TERRITORIAL CONTROLAs for speed, so for territory and communication. What territories do we have access to now that are utterly new? How can new speeds of movement and perception gain us access to those territories? What new forms of information can we transmit and receive? What are the technologies for control and representation? What models can we look to?
One paradigmatic example of invention and logic is Lewis Carroll's Alice in Wonderland, which we'll study together with excerpts from Deleuze's book Logic of Sense, which is an extended meditation on sense using Carroll's writings as a counterpoint.
An example from the world of biology is the Mantis Shrimp. This remarkable creature has trinocular eyesight and can see ten times as many colors as a human; in fact, it can see circularly polarized light. However, it does even more than this: its remarkable eyesight is accompanied by incredible physical speed. It is the second fastest animal alive, and can accelerate its claws at 23 m/s. Of course, it looks quite beautiful as well; hence we can use it as a fine case study for morphology and form. Yet the shape of the animal has little to do with its abilities to see, or to move its claws. Relation and potential are hidden systems in this overall systemic envelope.
COMMUNICATION NETWORKS: who communicates with whom?The relationship between reading a territory, studying protocols for interactivity with its contents and potential for transformation of the same, are the creative sets which are to be extracted from the game models we will study. Contemporary network technology offers us many remarkable examples in locative media, such as BrightKite, Google Earth, Photosynth, or Dopplr; and we can look to other paradigms for urban engagement, from Jodorowsky's Panic Theater, to the cacerolozo protests in Argentina or the smart mob, to understand what new modalities of communication are relevant for us as designers.
From Research to Concept to Design- Project PHASESThe studio has been set up so that the development of a theory platform- or more accurately, a platform for research, thinking and designing- informs the act of design itself, and includes a critical investigation of the overall themes of the studio, an identification of sites, and writing the project program.

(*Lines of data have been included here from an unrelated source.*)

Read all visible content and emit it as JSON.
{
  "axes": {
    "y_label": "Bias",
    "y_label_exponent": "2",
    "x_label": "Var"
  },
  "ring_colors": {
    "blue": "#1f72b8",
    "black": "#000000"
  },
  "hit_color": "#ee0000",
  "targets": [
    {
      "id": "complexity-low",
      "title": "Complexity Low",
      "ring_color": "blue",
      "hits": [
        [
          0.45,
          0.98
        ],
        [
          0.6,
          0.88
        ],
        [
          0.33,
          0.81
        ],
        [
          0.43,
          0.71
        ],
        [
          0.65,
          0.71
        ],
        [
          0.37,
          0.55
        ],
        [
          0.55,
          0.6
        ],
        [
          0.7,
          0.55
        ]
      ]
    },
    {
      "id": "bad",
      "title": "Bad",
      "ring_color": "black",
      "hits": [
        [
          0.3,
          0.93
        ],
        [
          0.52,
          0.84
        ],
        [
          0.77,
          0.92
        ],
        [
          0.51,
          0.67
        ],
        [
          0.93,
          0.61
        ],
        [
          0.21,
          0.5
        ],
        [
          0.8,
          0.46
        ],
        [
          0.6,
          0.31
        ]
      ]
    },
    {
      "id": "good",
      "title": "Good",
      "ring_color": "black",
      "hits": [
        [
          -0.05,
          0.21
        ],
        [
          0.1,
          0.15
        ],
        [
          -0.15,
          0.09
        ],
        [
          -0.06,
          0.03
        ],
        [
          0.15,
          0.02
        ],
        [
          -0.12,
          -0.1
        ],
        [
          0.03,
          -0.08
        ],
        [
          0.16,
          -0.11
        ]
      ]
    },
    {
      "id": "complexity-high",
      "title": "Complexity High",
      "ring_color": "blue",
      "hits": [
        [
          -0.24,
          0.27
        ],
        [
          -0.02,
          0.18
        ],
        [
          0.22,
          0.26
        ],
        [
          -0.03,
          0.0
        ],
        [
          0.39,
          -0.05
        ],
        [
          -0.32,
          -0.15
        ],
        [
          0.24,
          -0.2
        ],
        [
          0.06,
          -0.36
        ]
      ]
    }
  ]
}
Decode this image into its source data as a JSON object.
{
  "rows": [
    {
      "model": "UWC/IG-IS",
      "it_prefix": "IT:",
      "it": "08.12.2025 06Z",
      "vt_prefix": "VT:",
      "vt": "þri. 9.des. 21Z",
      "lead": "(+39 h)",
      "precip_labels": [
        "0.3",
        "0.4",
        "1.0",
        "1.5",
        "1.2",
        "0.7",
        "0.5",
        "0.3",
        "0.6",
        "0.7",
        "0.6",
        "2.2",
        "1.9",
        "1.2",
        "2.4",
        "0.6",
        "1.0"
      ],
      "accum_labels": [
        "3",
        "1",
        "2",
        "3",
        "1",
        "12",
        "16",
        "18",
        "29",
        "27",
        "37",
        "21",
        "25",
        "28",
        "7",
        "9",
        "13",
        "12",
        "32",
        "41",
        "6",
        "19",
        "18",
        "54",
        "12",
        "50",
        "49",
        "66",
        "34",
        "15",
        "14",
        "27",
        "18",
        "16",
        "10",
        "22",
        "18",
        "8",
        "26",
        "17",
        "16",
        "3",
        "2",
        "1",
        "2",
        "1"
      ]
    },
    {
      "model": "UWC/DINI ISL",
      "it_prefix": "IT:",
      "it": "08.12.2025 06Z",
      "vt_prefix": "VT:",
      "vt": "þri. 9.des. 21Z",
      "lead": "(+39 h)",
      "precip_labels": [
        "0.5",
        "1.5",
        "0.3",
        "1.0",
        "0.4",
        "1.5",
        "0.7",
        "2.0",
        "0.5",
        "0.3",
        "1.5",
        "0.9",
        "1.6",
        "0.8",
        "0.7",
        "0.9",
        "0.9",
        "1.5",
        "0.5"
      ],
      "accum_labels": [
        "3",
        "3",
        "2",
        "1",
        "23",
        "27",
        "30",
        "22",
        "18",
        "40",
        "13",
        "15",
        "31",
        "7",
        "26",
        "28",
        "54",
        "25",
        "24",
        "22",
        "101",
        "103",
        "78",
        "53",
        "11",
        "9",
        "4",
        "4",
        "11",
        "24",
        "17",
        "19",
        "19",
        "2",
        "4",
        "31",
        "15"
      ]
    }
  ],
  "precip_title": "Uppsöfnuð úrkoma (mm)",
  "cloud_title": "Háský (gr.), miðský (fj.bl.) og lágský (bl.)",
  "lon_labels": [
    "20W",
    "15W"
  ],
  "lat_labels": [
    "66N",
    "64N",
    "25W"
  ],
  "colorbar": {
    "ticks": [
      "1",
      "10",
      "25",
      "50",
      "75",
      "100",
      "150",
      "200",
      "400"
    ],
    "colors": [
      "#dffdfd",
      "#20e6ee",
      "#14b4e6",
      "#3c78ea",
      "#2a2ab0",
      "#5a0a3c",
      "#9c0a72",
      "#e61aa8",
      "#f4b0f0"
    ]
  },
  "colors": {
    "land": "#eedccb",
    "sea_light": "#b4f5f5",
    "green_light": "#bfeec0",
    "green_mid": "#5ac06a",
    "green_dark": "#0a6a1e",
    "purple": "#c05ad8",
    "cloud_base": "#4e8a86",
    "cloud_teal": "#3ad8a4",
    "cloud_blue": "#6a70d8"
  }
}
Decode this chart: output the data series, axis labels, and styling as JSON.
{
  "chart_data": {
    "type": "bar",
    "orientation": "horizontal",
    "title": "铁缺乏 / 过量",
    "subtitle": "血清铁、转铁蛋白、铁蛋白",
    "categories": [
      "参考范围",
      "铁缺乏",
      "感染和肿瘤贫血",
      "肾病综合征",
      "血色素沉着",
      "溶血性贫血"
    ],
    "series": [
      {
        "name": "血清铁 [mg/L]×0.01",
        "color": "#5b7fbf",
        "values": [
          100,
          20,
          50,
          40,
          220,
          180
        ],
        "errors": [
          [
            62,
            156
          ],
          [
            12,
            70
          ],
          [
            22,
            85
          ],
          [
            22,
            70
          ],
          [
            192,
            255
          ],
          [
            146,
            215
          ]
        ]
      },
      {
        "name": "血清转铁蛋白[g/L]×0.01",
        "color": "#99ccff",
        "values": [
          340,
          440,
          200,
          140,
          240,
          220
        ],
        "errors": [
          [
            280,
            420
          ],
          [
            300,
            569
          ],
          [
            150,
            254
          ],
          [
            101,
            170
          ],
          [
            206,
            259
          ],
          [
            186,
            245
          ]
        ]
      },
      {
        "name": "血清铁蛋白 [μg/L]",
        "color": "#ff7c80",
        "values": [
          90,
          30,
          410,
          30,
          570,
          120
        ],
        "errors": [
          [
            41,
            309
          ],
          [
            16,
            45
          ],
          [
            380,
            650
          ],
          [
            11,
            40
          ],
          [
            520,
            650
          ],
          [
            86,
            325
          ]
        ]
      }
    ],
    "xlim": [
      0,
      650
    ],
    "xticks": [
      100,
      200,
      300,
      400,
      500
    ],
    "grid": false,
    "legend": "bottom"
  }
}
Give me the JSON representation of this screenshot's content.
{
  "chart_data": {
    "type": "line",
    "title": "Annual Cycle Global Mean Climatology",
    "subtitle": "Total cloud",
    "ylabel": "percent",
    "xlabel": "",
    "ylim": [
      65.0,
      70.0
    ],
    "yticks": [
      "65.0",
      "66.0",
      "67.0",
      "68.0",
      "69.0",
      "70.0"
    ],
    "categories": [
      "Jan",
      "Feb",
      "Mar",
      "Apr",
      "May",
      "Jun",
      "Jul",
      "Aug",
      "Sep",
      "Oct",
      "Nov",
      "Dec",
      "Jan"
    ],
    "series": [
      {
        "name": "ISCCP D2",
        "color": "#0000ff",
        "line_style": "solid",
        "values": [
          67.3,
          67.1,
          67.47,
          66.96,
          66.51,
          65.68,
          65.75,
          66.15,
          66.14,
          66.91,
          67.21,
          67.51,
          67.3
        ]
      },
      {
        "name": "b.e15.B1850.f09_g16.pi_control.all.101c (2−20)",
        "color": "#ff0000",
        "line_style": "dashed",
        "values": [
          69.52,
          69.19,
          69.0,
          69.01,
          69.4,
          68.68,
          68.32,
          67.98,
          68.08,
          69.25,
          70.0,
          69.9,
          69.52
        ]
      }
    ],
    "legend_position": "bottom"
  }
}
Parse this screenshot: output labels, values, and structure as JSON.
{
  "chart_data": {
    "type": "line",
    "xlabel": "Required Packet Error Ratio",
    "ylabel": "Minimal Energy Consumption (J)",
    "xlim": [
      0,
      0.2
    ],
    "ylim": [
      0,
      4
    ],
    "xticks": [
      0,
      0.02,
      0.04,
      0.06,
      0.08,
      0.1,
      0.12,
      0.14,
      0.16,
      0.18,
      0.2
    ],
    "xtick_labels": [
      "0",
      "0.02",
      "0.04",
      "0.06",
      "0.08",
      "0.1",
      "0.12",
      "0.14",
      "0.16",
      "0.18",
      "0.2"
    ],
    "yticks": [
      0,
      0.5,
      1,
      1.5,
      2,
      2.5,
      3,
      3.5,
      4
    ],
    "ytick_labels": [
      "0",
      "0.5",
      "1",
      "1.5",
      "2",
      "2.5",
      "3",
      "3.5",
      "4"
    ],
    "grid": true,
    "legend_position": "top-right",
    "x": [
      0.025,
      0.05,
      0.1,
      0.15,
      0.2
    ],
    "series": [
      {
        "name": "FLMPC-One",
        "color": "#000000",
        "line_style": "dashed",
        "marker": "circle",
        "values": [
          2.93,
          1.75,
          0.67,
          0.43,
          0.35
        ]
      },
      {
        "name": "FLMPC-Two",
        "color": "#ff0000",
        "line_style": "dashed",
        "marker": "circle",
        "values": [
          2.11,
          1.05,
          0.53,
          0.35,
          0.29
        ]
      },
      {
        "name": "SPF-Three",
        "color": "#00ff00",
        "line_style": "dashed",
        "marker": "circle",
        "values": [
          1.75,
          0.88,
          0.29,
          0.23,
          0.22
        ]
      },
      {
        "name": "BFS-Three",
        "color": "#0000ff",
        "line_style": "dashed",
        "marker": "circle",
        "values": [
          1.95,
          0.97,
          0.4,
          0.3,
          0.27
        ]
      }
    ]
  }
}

PHASE 1: The first half of the semester students will team up in groups of 3-5, and research the overall themes of speed, territory, and communication, as they are relevant to a near future redefinition of architecture, urbanism, and infrastructure. An intensive study of precedent will inform this research as well- covering texts, films, and architectural/urban examples. Teams will produce a pdf document summarizing their work, developing a position on the themes, and identifying global sites that are critical to their thinking. The midterm deliverables will include a 'program brief' developed by each team that will serve as a design project brief in the second half of the semester.
PHASE 2: Design projects will be developed from the program briefs written during PHASE 1 research. Students may continue to work in teams or split into individual project design. Deliverables for PHASE 2 will include a typical range of design studio project documents, customized according to the needs of each project. Each project will have an individual website or BLOG, and the work will be summarized in a pdf dossier.